The author Adelle Stripe on the North’s decent boozers, live music and hidden Cold War bunkers.
Adelle Stripe’s Guide to North England
Vocation & Co in Hebden Bridge serves tacos made from local produce, and its own beer brewed in the area. It’s the place I always take guests.
The Moorcock Inn at Norland has some of the highest quality bar food in the north. The chef, Alisdair Brooke-Taylor, not only creates and grows half of the menu, he also makes the ceramics it’s all served on.
Spurn Point is a childhood favourite. It’s on the tip of the Humber Estuary, facing out towards the wild North Sea. It feels like the edge of the earth.
There are many great boozers up here. When in Manchester, I always head to the Peveril of the Peak. When in York, a pint of Timothy Taylor in the Blue Bell is unbeatable.
It’s off the beaten track, but RAF Holmpton in East Riding is worth the journey. It’s a Cold War bunker: 36 acres built underground, with all the original fittings including maps, communication walls, sirens, radar equipment and a hospital. It’s astonishing to think what lies beneath the soil.
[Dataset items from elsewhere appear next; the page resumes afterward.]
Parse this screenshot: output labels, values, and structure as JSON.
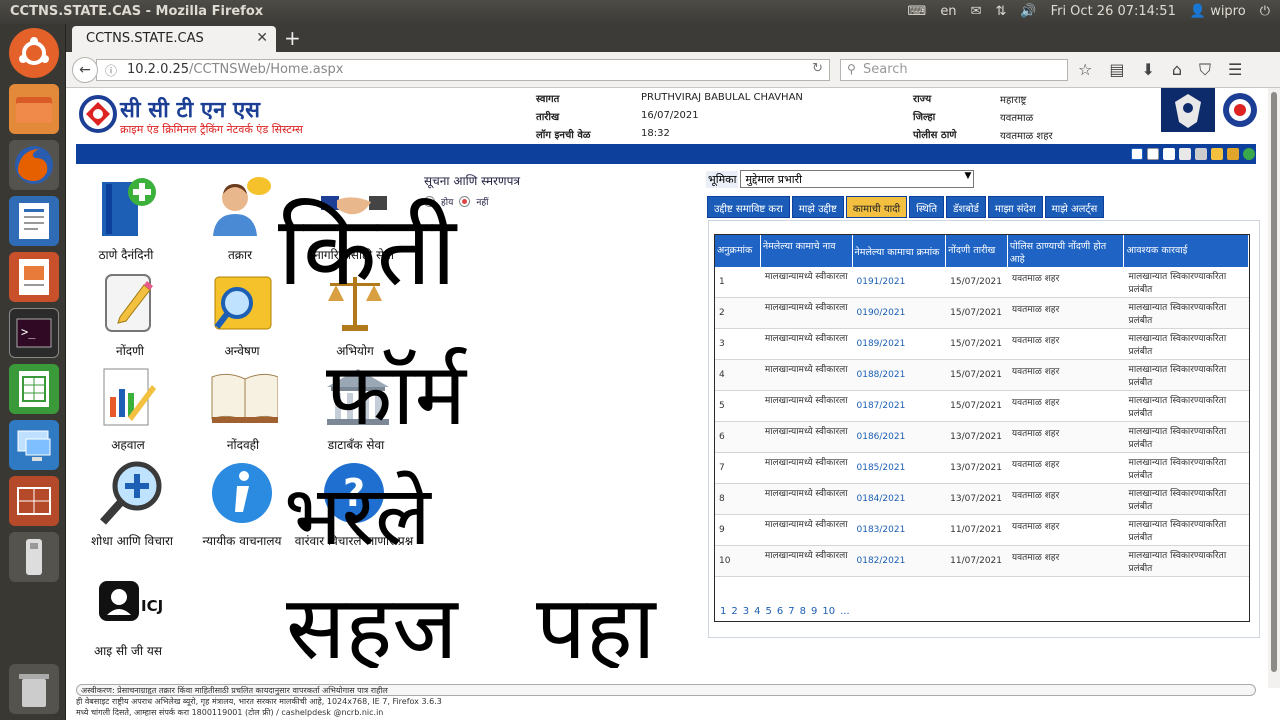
{
  "ubuntu": {
    "window_title": "CCTNS.STATE.CAS - Mozilla Firefox",
    "lang": "en",
    "datetime": "Fri Oct 26 07:14:51",
    "user": "wipro"
  },
  "browser": {
    "tab_title": "CCTNS.STATE.CAS",
    "url_host": "10.2.0.25",
    "url_path": "/CCTNSWeb/Home.aspx",
    "search_placeholder": "Search"
  },
  "header": {
    "logo_title": "सी सी टी एन एस",
    "logo_subtitle": "क्राइम एंड क्रिमिनल ट्रैकिंग नेटवर्क एंड सिस्टम्स",
    "welcome_label": "स्वागत",
    "welcome_value": "PRUTHVIRAJ BABULAL CHAVHAN",
    "date_label": "तारीख",
    "date_value": "16/07/2021",
    "login_label": "लॉग इनची वेळ",
    "login_value": "18:32",
    "state_label": "राज्य",
    "state_value": "महाराष्ट्र",
    "district_label": "जिल्हा",
    "district_value": "यवतमाळ",
    "station_label": "पोलीस ठाणे",
    "station_value": "यवतमाळ शहर"
  },
  "menu": [
    {
      "label": "ठाणे दैनंदिनी",
      "icon": "book-plus-icon"
    },
    {
      "label": "तक्रार",
      "icon": "person-speech-icon"
    },
    {
      "label": "नागरिकांसाठी सेवा",
      "icon": "handshake-icon"
    },
    {
      "label": "नोंदणी",
      "icon": "edit-note-icon"
    },
    {
      "label": "अन्वेषण",
      "icon": "magnifier-folder-icon"
    },
    {
      "label": "अभियोग",
      "icon": "scales-icon"
    },
    {
      "label": "अहवाल",
      "icon": "report-chart-icon"
    },
    {
      "label": "नोंदवही",
      "icon": "open-book-icon"
    },
    {
      "label": "डाटाबँक सेवा",
      "icon": "bank-icon"
    },
    {
      "label": "शोधा आणि विचारा",
      "icon": "search-plus-icon"
    },
    {
      "label": "न्यायीक वाचनालय",
      "icon": "info-icon"
    },
    {
      "label": "वारंवार विचारले जाणारे प्रश्न",
      "icon": "question-icon"
    },
    {
      "label": "आइ सी जी यस",
      "icon": "icjs-logo-icon"
    }
  ],
  "notice": {
    "title": "सूचना आणि स्मरणपत्र",
    "opt_yes": "होय",
    "opt_no": "नहीं"
  },
  "handwriting": [
    "किती",
    "फॉर्म",
    "भरले",
    "सहज",
    "पहा"
  ],
  "role": {
    "label": "भूमिका",
    "value": "मुद्देमाल प्रभारी"
  },
  "tabs": [
    "उद्दीष्ट समाविष्ट करा",
    "माझे उद्दीष्ट",
    "कामाची यादी",
    "स्थिति",
    "डॅशबोर्ड",
    "माझा संदेश",
    "माझे अलर्ट्स"
  ],
  "active_tab": "कामाची यादी",
  "table": {
    "headers": [
      "अनुक्रमांक",
      "नेमलेल्या कामाचे नाव",
      "नेमलेल्या कामाचा क्रमांक",
      "नोंदणी तारीख",
      "पोलिस ठाण्याची नोंदणी होत आहे",
      "आवश्यक कारवाई"
    ],
    "rows": [
      [
        "1",
        "मालखान्यामध्ये स्वीकारला",
        "0191/2021",
        "15/07/2021",
        "यवतमाळ शहर",
        "मालखान्यात स्विकारण्याकरिता प्रलंबीत"
      ],
      [
        "2",
        "मालखान्यामध्ये स्वीकारला",
        "0190/2021",
        "15/07/2021",
        "यवतमाळ शहर",
        "मालखान्यात स्विकारण्याकरिता प्रलंबीत"
      ],
      [
        "3",
        "मालखान्यामध्ये स्वीकारला",
        "0189/2021",
        "15/07/2021",
        "यवतमाळ शहर",
        "मालखान्यात स्विकारण्याकरिता प्रलंबीत"
      ],
      [
        "4",
        "मालखान्यामध्ये स्वीकारला",
        "0188/2021",
        "15/07/2021",
        "यवतमाळ शहर",
        "मालखान्यात स्विकारण्याकरिता प्रलंबीत"
      ],
      [
        "5",
        "मालखान्यामध्ये स्वीकारला",
        "0187/2021",
        "15/07/2021",
        "यवतमाळ शहर",
        "मालखान्यात स्विकारण्याकरिता प्रलंबीत"
      ],
      [
        "6",
        "मालखान्यामध्ये स्वीकारला",
        "0186/2021",
        "13/07/2021",
        "यवतमाळ शहर",
        "मालखान्यात स्विकारण्याकरिता प्रलंबीत"
      ],
      [
        "7",
        "मालखान्यामध्ये स्वीकारला",
        "0185/2021",
        "13/07/2021",
        "यवतमाळ शहर",
        "मालखान्यात स्विकारण्याकरिता प्रलंबीत"
      ],
      [
        "8",
        "मालखान्यामध्ये स्वीकारला",
        "0184/2021",
        "13/07/2021",
        "यवतमाळ शहर",
        "मालखान्यात स्विकारण्याकरिता प्रलंबीत"
      ],
      [
        "9",
        "मालखान्यामध्ये स्वीकारला",
        "0183/2021",
        "11/07/2021",
        "यवतमाळ शहर",
        "मालखान्यात स्विकारण्याकरिता प्रलंबीत"
      ],
      [
        "10",
        "मालखान्यामध्ये स्वीकारला",
        "0182/2021",
        "11/07/2021",
        "यवतमाळ शहर",
        "मालखान्यात स्विकारण्याकरिता प्रलंबीत"
      ]
    ],
    "pages": [
      "1",
      "2",
      "3",
      "4",
      "5",
      "6",
      "7",
      "8",
      "9",
      "10",
      "..."
    ]
  },
  "footer": {
    "scroll_text": "अस्वीकरण: प्रेसाचनाग्राहृत तक्रार किंवा माहितीसाठी प्रचलित कायदानुसार वापरकर्ता अभियोगास पात्र राहील",
    "line1": "ही वेबसाइट राष्ट्रीय अपराध अभिलेख ब्यूरो, गृह मंत्रालय, भारत सरकार मालकीची आहे, 1024x768, IE 7, Firefox 3.6.3",
    "line2": "मध्ये चांगली दिसते, आम्हास संपर्क करा 1800119001 (टोल फ्री) / cashelpdesk @ncrb.nic.in"
  },
  "colors": {
    "accent_blue": "#0d3f9c",
    "table_header": "#1f64c4",
    "active_tab": "#f3c03f"
  }
}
Liverpool is always a delight. Stay in the Georgian Quarter and wander around the Tate, the RC Cathedral, aka ‘Paddy’s Wigwam’, that resembles a spaceship, or visit the International Slavery Museum.
From the madding crowd?
Barter Books in Alnwick is a Mecca for bookworms. It has a miniature railway running through the shop and is built in the old train station. The shop has a café, an open fire, lots of space – plus rare first editions and the latest titles.
Ted Hughes used to catch salmon in the Borders, chuck the fish into his boot and drive to Mytholmroyd to see his Aunt Hilda on the way back. As he owned Lumb Bank (where the Arvon Foundation is located), he’d sometimes drop the fish off in the middle of the night to feed the students. They never knew who had supplied the fish that fed them.
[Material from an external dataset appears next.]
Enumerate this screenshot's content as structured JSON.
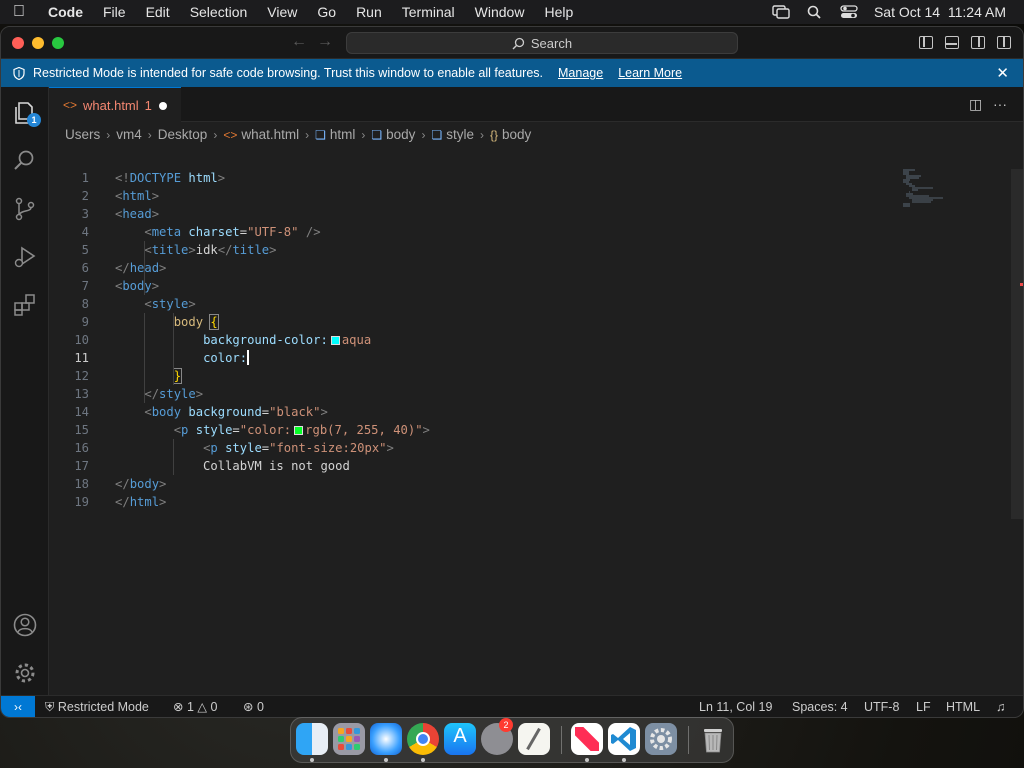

‘You can always tell a Yorkshireman, but you can never tell him owt’ – seems to sum up the (to me) unbearable aspects of a certain type of Yorkshireman, exemplified by such figures as Geoffrey Boycott and Bernard Ingham. Thankfully, he is a dying breed!
You absolutely must…
Visit the Trades Club. It’s an institution: a celebrated live music venue with a sprung dance floor, owned by its members. It was described as ‘the hippest venue in the North’ by The Guardian. I couldn’t agree more.
The locals wouldn’t like it if you…
Litter. Seeing the piles of rubbish left in the countryside over lockdown is infuriating.
In Todmorden you can buy Sad Cakes, which were made for people working the mills with currants and leftover pastry. They go down a treat with a mug of Yorkshire Tea.
Shop till you drop?
I head to Manchester’s Northern Quarter for second-hand clothes and independent record shops.
The York Gate Garden is considered to be one of the UK’s best small gardens and was designed as a series of beautifully crafted outdoor rooms.
Back to nature?
I try and visit Robin Hood’s Bay at least once a year. Walking on the beach at low tide is always magical.
Yorkshire Sculpture Park at Bretton Hall is a breath-taking place, with works by Barbara Hepworth, Henry Moore and Andy Goldsworthy.